End of April. I am not going to dwell or think about this baby's birthday- because we have yet to make it that far. I am praying hard that we make it to at least 35 weeks again and no earlier. Babies really do need those last few weeks to develop. We have learned this in the past. It is heartbreaking to be in the hospital weeks after the baby is born. I am always more than eager to bring them home and start our lives together.
-What does Marshall think of this?
He is OVER THE MOON. Marshall is a great father and there is no doubt in my mind that he will continue to become an even more loving, caring, patient and giving father to this child as he is to the children we have now. He is looking forward to the spring just as much as we all are.
-Will you have more children?
Let's have this one first--- then we can talk about that. But I have always dreamed of having 4. We will see where life takes us. It has been a wonderful journey so far.
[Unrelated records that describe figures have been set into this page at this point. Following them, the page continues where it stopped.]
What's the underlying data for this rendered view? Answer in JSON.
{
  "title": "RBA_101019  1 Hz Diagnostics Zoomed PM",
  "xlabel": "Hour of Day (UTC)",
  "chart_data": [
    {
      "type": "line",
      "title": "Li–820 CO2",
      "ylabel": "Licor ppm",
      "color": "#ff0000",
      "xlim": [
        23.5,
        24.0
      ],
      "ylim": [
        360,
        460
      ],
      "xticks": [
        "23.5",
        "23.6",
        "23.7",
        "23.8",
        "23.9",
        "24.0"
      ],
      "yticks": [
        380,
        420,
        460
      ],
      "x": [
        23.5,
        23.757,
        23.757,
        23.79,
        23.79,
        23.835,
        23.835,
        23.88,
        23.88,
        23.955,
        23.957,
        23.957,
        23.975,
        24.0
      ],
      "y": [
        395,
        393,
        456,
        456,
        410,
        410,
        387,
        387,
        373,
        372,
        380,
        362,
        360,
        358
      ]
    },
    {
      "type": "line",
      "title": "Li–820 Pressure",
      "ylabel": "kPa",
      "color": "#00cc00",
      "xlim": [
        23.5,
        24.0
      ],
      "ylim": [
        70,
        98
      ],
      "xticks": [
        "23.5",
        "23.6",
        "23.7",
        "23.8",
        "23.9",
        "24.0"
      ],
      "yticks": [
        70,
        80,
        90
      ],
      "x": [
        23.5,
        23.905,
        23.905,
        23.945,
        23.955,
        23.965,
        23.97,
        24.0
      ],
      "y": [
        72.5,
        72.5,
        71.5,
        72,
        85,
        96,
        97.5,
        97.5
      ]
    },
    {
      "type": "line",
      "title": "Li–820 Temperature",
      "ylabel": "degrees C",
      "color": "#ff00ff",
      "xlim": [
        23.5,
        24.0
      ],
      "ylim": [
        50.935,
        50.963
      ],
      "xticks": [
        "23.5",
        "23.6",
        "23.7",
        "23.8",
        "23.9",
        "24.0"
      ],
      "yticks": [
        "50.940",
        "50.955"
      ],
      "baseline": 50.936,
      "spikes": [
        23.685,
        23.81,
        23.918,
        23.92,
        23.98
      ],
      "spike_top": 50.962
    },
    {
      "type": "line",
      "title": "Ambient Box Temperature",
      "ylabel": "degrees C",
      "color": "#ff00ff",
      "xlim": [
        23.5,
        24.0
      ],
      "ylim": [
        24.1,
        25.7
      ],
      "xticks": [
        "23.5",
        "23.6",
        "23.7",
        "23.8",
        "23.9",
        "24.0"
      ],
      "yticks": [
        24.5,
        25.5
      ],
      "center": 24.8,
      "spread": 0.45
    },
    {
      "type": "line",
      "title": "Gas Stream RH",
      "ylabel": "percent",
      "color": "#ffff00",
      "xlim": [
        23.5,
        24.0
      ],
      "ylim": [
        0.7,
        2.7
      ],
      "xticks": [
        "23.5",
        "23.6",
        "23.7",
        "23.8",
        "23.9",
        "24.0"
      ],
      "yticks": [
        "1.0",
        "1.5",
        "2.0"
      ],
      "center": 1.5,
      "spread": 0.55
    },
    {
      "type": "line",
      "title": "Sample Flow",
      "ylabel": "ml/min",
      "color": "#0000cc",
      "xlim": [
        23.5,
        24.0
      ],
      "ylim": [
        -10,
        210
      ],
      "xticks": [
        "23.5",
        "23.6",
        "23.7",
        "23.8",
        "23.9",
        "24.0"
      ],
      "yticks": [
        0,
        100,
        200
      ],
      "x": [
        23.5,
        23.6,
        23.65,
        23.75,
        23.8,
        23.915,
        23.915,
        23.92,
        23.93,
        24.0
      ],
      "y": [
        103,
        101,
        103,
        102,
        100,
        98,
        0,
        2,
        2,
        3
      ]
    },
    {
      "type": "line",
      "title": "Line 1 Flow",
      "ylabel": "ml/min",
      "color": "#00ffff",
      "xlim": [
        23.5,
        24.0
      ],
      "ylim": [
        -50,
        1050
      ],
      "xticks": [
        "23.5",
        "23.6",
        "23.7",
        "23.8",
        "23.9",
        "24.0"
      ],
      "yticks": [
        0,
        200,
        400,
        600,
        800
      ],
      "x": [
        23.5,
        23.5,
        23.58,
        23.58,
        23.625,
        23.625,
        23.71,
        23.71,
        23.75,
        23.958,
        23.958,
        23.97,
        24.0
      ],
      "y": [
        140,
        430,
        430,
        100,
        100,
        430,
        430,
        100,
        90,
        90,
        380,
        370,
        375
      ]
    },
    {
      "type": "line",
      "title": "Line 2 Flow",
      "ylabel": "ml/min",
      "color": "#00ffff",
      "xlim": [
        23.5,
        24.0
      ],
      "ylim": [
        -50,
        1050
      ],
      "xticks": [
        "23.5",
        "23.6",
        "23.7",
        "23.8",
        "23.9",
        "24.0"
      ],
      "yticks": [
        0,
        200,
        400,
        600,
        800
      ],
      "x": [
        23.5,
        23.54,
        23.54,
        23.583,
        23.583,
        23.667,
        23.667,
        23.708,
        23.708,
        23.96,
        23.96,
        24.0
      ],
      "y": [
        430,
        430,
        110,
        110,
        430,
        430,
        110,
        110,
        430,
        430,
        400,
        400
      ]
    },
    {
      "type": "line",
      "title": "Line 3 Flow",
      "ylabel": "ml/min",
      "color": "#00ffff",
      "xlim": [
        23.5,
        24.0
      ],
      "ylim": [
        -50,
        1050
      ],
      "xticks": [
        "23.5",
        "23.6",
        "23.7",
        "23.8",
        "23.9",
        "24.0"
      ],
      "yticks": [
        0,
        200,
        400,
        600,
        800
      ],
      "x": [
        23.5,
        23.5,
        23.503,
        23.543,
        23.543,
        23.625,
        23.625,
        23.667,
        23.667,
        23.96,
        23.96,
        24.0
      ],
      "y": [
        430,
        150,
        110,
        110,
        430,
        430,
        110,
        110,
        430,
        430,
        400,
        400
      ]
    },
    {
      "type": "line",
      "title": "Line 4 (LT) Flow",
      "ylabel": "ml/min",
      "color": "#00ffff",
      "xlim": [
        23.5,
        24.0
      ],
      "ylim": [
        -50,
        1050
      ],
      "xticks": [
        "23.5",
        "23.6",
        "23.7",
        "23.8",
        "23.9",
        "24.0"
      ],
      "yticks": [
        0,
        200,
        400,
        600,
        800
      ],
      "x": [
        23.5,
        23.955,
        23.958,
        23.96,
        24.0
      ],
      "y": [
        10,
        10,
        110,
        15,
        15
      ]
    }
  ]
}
I took Ezra with me to hear the heartbeat for the very first time. Marshall was at work and I asked Ezra to be my date. He took our date seriously, I tried teaching him to open the doors for me and others and to even push the buttons in the elevator.He even held my hand;)
It was adorable to watch his face light up when he heard the beat of the baby's little heart. When we got home, he said, "I liked that date."I am happy I will be able to share with him these precious little moments of the life of this growing baby.
He keeps reminding us that our baby is a Spirit with Heavenly Father right now until they come to our family and he couldn't be more right. I love to imagine my future children looking down from the Heavens waiting to join our family.
Thank you for your love, support and encouraging words as we celebrate another life in our family. We are so blessed to know and have each one of you in our lives.